Josh Moyer, who became Penn State’s first Murray Scholar in 2007, works as the Penn State football beat writer for ESPN. Mark Viera, a 2008 selection, has worked at The Washington Post and The New York Times, and is an associate at Simpson Thacher & Bartlett LLP. Shane McGregor, a 2011 winner, was a member of the football team and earned degrees in journalism and English. He is a freelance writer. Emily Kaplan, a 2012 winner, is a staff writer for Sports Illustrated’s “The MMQB.” Last year, Garrett Ross won the award prior to his junior year. Currently, he is a sports copy desk intern with The New York Times and editor-in-chief of The Daily Collegian. 

The national panel of judges who reviewed the submissions this year included Ken Davidoff (national baseball writer for The New York Post), Jay Hovdey (executive columnist for Daily Racing Form), Juliet Macur (sports columnist for The New York Times), Mark Purdy (sports columnist at the San Jose Mercury) and Helen Ross (chief of correspondents and senior writer for the PGA Tour). 

Scholarship winners will be honored during the annual Jim Murray Memorial Foundation’s “Day at the Races & Monte Carlo Night” at Santa Anita Park in Arcadia, California, on Oct. 29.

The foundation was established in 1999 to perpetuate the legacy of Murray, the late sports columnist for The Los Angeles Times from 1961 until his death in 1998. He was awarded a Pulitzer Prize for commentary in 1990. Murray received the J.G. Taylor Spink Award for meritorious contributions to baseball writing in 1987. He was named “America’s Best Sportswriter” by the National Sportscasters and Sportswriters Association 14 times, and went into the association’s Hall of Fame in 1978.

Murray graduated from Trinity College in Hartford, Connecticut, in 1943. He worked for several newspapers and was one of the founders of Sports Illustrated.

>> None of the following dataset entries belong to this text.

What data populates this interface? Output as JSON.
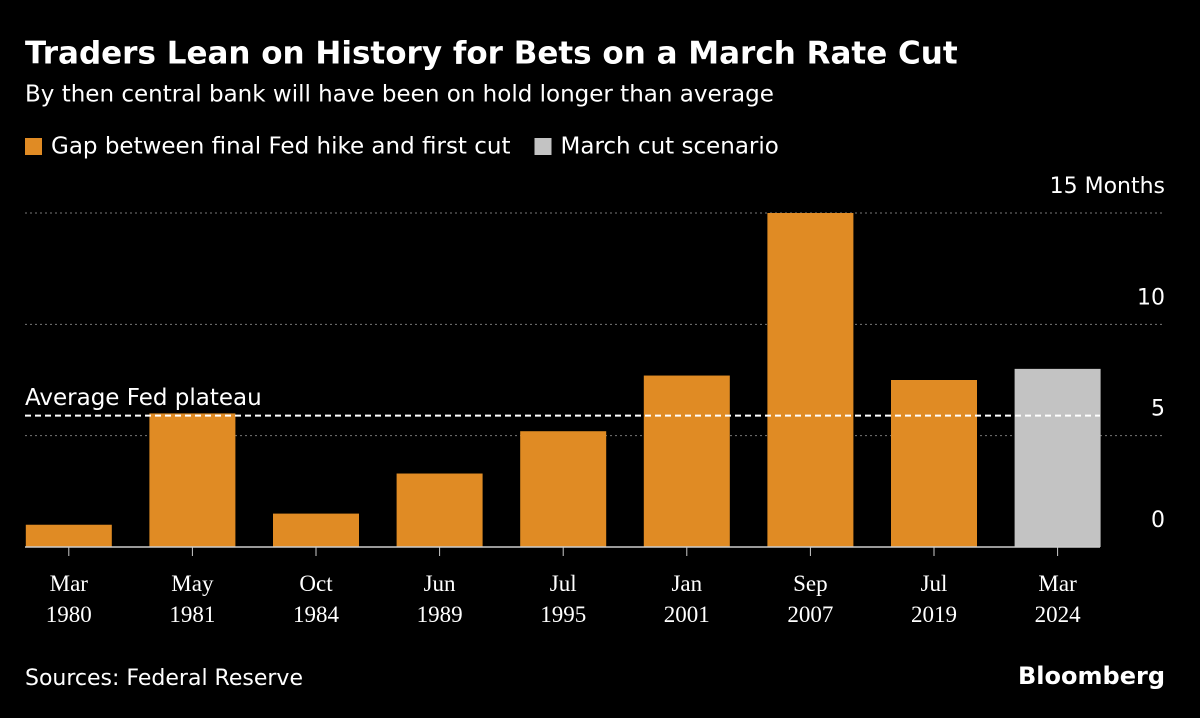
{
  "chart_data": {
    "type": "bar",
    "title": "Traders Lean on History for Bets on a March Rate Cut",
    "subtitle": "By then central bank will have been on hold longer than average",
    "categories": [
      "Mar 1980",
      "May 1981",
      "Oct 1984",
      "Jun 1989",
      "Jul 1995",
      "Jan 2001",
      "Sep 2007",
      "Jul 2019",
      "Mar 2024"
    ],
    "series": [
      {
        "name": "Gap between final Fed hike and first cut",
        "color": "#e08b24",
        "values": [
          1,
          6,
          1.5,
          3.3,
          5.2,
          7.7,
          15,
          7.5,
          null
        ]
      },
      {
        "name": "March cut scenario",
        "color": "#c3c3c3",
        "values": [
          null,
          null,
          null,
          null,
          null,
          null,
          null,
          null,
          8
        ]
      }
    ],
    "ylim": [
      0,
      15
    ],
    "yticks": [
      0,
      5,
      10,
      {
        "value": 15,
        "label": "15 Months"
      }
    ],
    "grid": true,
    "annotations": [
      {
        "text": "Average Fed plateau",
        "value": 5.9
      }
    ],
    "source": "Sources: Federal Reserve",
    "brand": "Bloomberg"
  }
}
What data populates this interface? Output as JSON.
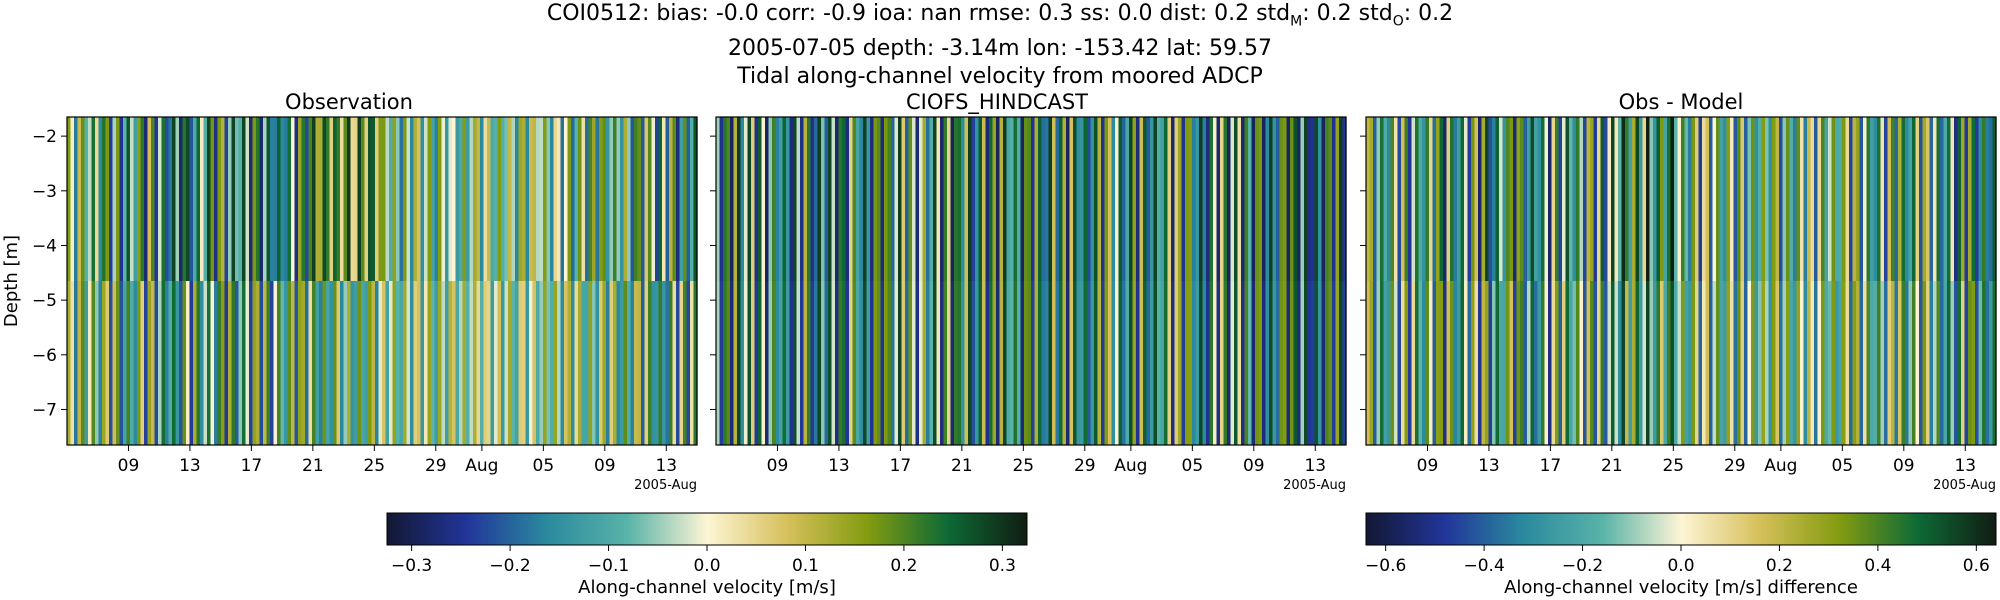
{
  "title": {
    "line1_prefix": "COI0512: bias: -0.0  corr: -0.9  ioa: nan  rmse: 0.3  ss: 0.0  dist: 0.2  std",
    "std_m_sub": "M",
    "line1_mid": ": 0.2  std",
    "std_o_sub": "O",
    "line1_suffix": ": 0.2",
    "line2": "2005-07-05 depth: -3.14m lon: -153.42 lat: 59.57",
    "line3": "Tidal along-channel velocity from moored ADCP"
  },
  "chart_data": [
    {
      "type": "heatmap",
      "title": "Observation",
      "ylabel": "Depth [m]",
      "ylim": [
        -7.65,
        -1.65
      ],
      "yticks": [
        -2,
        -3,
        -4,
        -5,
        -6,
        -7
      ],
      "xticks": [
        "09",
        "13",
        "17",
        "21",
        "25",
        "29",
        "Aug",
        "05",
        "09",
        "13"
      ],
      "x_offset_label": "2005-Aug",
      "xlim": [
        "2005-07-05",
        "2005-08-15"
      ],
      "depth_bins": [
        -2.0,
        -3.14,
        -6.0
      ],
      "colormap": "delta",
      "clim": [
        -0.32,
        0.32
      ]
    },
    {
      "type": "heatmap",
      "title": "CIOFS_HINDCAST",
      "ylim": [
        -7.65,
        -1.65
      ],
      "yticks": [
        -2,
        -3,
        -4,
        -5,
        -6,
        -7
      ],
      "xticks": [
        "09",
        "13",
        "17",
        "21",
        "25",
        "29",
        "Aug",
        "05",
        "09",
        "13"
      ],
      "x_offset_label": "2005-Aug",
      "xlim": [
        "2005-07-05",
        "2005-08-15"
      ],
      "colormap": "delta",
      "clim": [
        -0.32,
        0.32
      ]
    },
    {
      "type": "heatmap",
      "title": "Obs - Model",
      "ylim": [
        -7.65,
        -1.65
      ],
      "yticks": [
        -2,
        -3,
        -4,
        -5,
        -6,
        -7
      ],
      "xticks": [
        "09",
        "13",
        "17",
        "21",
        "25",
        "29",
        "Aug",
        "05",
        "09",
        "13"
      ],
      "x_offset_label": "2005-Aug",
      "xlim": [
        "2005-07-05",
        "2005-08-15"
      ],
      "colormap": "delta",
      "clim": [
        -0.64,
        0.64
      ]
    }
  ],
  "colorbars": [
    {
      "label": "Along-channel velocity [m/s]",
      "ticks": [
        "−0.3",
        "−0.2",
        "−0.1",
        "0.0",
        "0.1",
        "0.2",
        "0.3"
      ],
      "tick_values": [
        -0.3,
        -0.2,
        -0.1,
        0.0,
        0.1,
        0.2,
        0.3
      ],
      "range": [
        -0.325,
        0.325
      ]
    },
    {
      "label": "Along-channel velocity [m/s] difference",
      "ticks": [
        "−0.6",
        "−0.4",
        "−0.2",
        "0.0",
        "0.2",
        "0.4",
        "0.6"
      ],
      "tick_values": [
        -0.6,
        -0.4,
        -0.2,
        0.0,
        0.2,
        0.4,
        0.6
      ],
      "range": [
        -0.64,
        0.64
      ]
    }
  ],
  "colors": {
    "cmap_stops": [
      "#121833",
      "#22359a",
      "#2a8a9e",
      "#58b3a8",
      "#fdf5d5",
      "#d6c05b",
      "#849c10",
      "#0e6a36",
      "#111d12"
    ]
  }
}
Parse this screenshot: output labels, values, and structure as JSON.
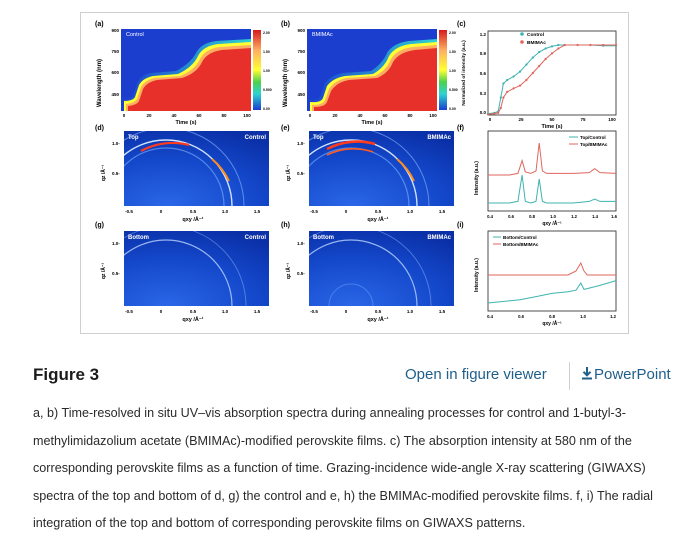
{
  "figure": {
    "panels": {
      "a": {
        "letter": "(a)",
        "tag": "Control",
        "ylabel": "Wavelength (nm)",
        "xlabel": "Time (s)",
        "yticks": [
          "900",
          "750",
          "600",
          "450"
        ],
        "xticks": [
          "0",
          "20",
          "40",
          "60",
          "80",
          "100"
        ],
        "cbar_ticks": [
          "2.00",
          "1.50",
          "1.00",
          "0.500",
          "0.00"
        ]
      },
      "b": {
        "letter": "(b)",
        "tag": "BMIMAc",
        "ylabel": "Wavelength (nm)",
        "xlabel": "Time (s)",
        "yticks": [
          "900",
          "750",
          "600",
          "450"
        ],
        "xticks": [
          "0",
          "20",
          "40",
          "60",
          "80",
          "100"
        ],
        "cbar_ticks": [
          "2.00",
          "1.50",
          "1.00",
          "0.500",
          "0.00"
        ]
      },
      "c": {
        "letter": "(c)",
        "ylabel": "Normalized of intensity (a.u.)",
        "xlabel": "Time (s)",
        "yticks": [
          "1.2",
          "0.9",
          "0.6",
          "0.3",
          "0.0"
        ],
        "xticks": [
          "0",
          "25",
          "50",
          "75",
          "100"
        ],
        "legend": [
          "Control",
          "BMIMAc"
        ]
      },
      "d": {
        "letter": "(d)",
        "tag_left": "Top",
        "tag_right": "Control"
      },
      "e": {
        "letter": "(e)",
        "tag_left": "Top",
        "tag_right": "BMIMAc"
      },
      "f": {
        "letter": "(f)",
        "ylabel": "Intensity (a.u.)",
        "xticks": [
          "0.4",
          "0.6",
          "0.8",
          "1.0",
          "1.2",
          "1.4",
          "1.6"
        ],
        "legend": [
          "Top/Control",
          "Top/BMIMAc"
        ]
      },
      "g": {
        "letter": "(g)",
        "tag_left": "Bottom",
        "tag_right": "Control"
      },
      "h": {
        "letter": "(h)",
        "tag_left": "Bottom",
        "tag_right": "BMIMAc"
      },
      "i": {
        "letter": "(i)",
        "ylabel": "Intensity (a.u.)",
        "xticks": [
          "0.4",
          "0.6",
          "0.8",
          "1.0",
          "1.2"
        ],
        "legend": [
          "Bottom/Control",
          "Bottom/BMIMAc"
        ]
      },
      "giwaxs": {
        "yticks": [
          "1.0-",
          "0.5-"
        ],
        "xticks": [
          "-0.5",
          "0",
          "0.5",
          "1.0",
          "1.5"
        ],
        "ylabel": "qz /Å⁻¹",
        "xlabel": "qxy /Å⁻¹"
      }
    },
    "colors": {
      "control": "#3fb3b0",
      "bmimac": "#e0655d",
      "link": "#1f5f8b"
    }
  },
  "chart_data": [
    {
      "type": "line",
      "title": "(c)",
      "xlabel": "Time (s)",
      "ylabel": "Normalized of intensity (a.u.)",
      "xlim": [
        0,
        100
      ],
      "ylim": [
        0,
        1.2
      ],
      "series": [
        {
          "name": "Control",
          "x": [
            0,
            5,
            8,
            10,
            12,
            15,
            20,
            25,
            30,
            35,
            40,
            45,
            50,
            55,
            60,
            70,
            80,
            90,
            100
          ],
          "values": [
            0.02,
            0.03,
            0.05,
            0.25,
            0.45,
            0.5,
            0.55,
            0.62,
            0.72,
            0.82,
            0.9,
            0.95,
            0.98,
            1.0,
            1.0,
            1.0,
            1.0,
            0.99,
            0.99
          ]
        },
        {
          "name": "BMIMAc",
          "x": [
            0,
            5,
            8,
            10,
            12,
            15,
            20,
            25,
            30,
            35,
            40,
            45,
            50,
            55,
            60,
            70,
            80,
            90,
            100
          ],
          "values": [
            0.01,
            0.02,
            0.03,
            0.1,
            0.25,
            0.33,
            0.38,
            0.42,
            0.5,
            0.6,
            0.7,
            0.8,
            0.88,
            0.95,
            1.0,
            1.0,
            1.0,
            1.0,
            1.0
          ]
        }
      ]
    },
    {
      "type": "line",
      "title": "(f)",
      "xlabel": "qxy /Å⁻¹",
      "ylabel": "Intensity (a.u.)",
      "xlim": [
        0.4,
        1.6
      ],
      "series": [
        {
          "name": "Top/Control",
          "x": [
            0.4,
            0.6,
            0.68,
            0.72,
            0.75,
            0.8,
            0.85,
            0.88,
            0.91,
            0.95,
            1.0,
            1.1,
            1.2,
            1.35,
            1.4,
            1.45,
            1.6
          ],
          "values": [
            0.0,
            0.0,
            0.02,
            0.35,
            0.02,
            0.0,
            0.02,
            0.3,
            0.02,
            0.0,
            0.0,
            0.0,
            0.0,
            0.02,
            0.05,
            0.02,
            0.02
          ]
        },
        {
          "name": "Top/BMIMAc",
          "x": [
            0.4,
            0.6,
            0.68,
            0.72,
            0.75,
            0.8,
            0.85,
            0.88,
            0.91,
            0.95,
            1.0,
            1.1,
            1.2,
            1.35,
            1.4,
            1.45,
            1.6
          ],
          "values": [
            0.0,
            0.0,
            0.02,
            0.18,
            0.04,
            0.02,
            0.05,
            0.4,
            0.05,
            0.02,
            0.02,
            0.02,
            0.02,
            0.03,
            0.08,
            0.03,
            0.02
          ]
        }
      ]
    },
    {
      "type": "line",
      "title": "(i)",
      "xlabel": "qxy /Å⁻¹",
      "ylabel": "Intensity (a.u.)",
      "xlim": [
        0.4,
        1.2
      ],
      "series": [
        {
          "name": "Bottom/Control",
          "x": [
            0.4,
            0.5,
            0.6,
            0.7,
            0.75,
            0.8,
            0.9,
            0.95,
            0.98,
            1.0,
            1.02,
            1.1,
            1.2
          ],
          "values": [
            0.0,
            0.02,
            0.04,
            0.08,
            0.1,
            0.12,
            0.14,
            0.16,
            0.25,
            0.17,
            0.18,
            0.22,
            0.28
          ]
        },
        {
          "name": "Bottom/BMIMAc",
          "x": [
            0.4,
            0.5,
            0.6,
            0.7,
            0.75,
            0.8,
            0.9,
            0.95,
            0.98,
            1.0,
            1.02,
            1.1,
            1.2
          ],
          "values": [
            0.0,
            0.0,
            0.0,
            0.0,
            0.0,
            0.0,
            0.0,
            0.05,
            0.15,
            0.05,
            0.0,
            0.0,
            0.0
          ]
        }
      ]
    }
  ],
  "header": {
    "title": "Figure 3",
    "viewer_link": "Open in figure viewer",
    "ppt_link": "PowerPoint"
  },
  "caption": "a, b) Time-resolved in situ UV–vis absorption spectra during annealing processes for control and 1-butyl-3-methylimidazolium acetate (BMIMAc)-modified perovskite films. c) The absorption intensity at 580 nm of the corresponding perovskite films as a function of time. Grazing-incidence wide-angle X-ray scattering (GIWAXS) spectra of the top and bottom of d, g) the control and e, h) the BMIMAc-modified perovskite films. f, i) The radial integration of the top and bottom of corresponding perovskite films on GIWAXS patterns."
}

Penn State was added to the foundation’s scholarship program in 2006. The Curley Center — established in 2003 as the first academic endeavor of its kind in U.S. higher education — explores issues and trends in sports journalism through instruction, outreach, programming and research. The center was named in 2006 for John Curley, the retired president, CEO and chairman of the Gannett Co. Inc. and the first editor of USA Today. Curley also served as a founding co-director of the center.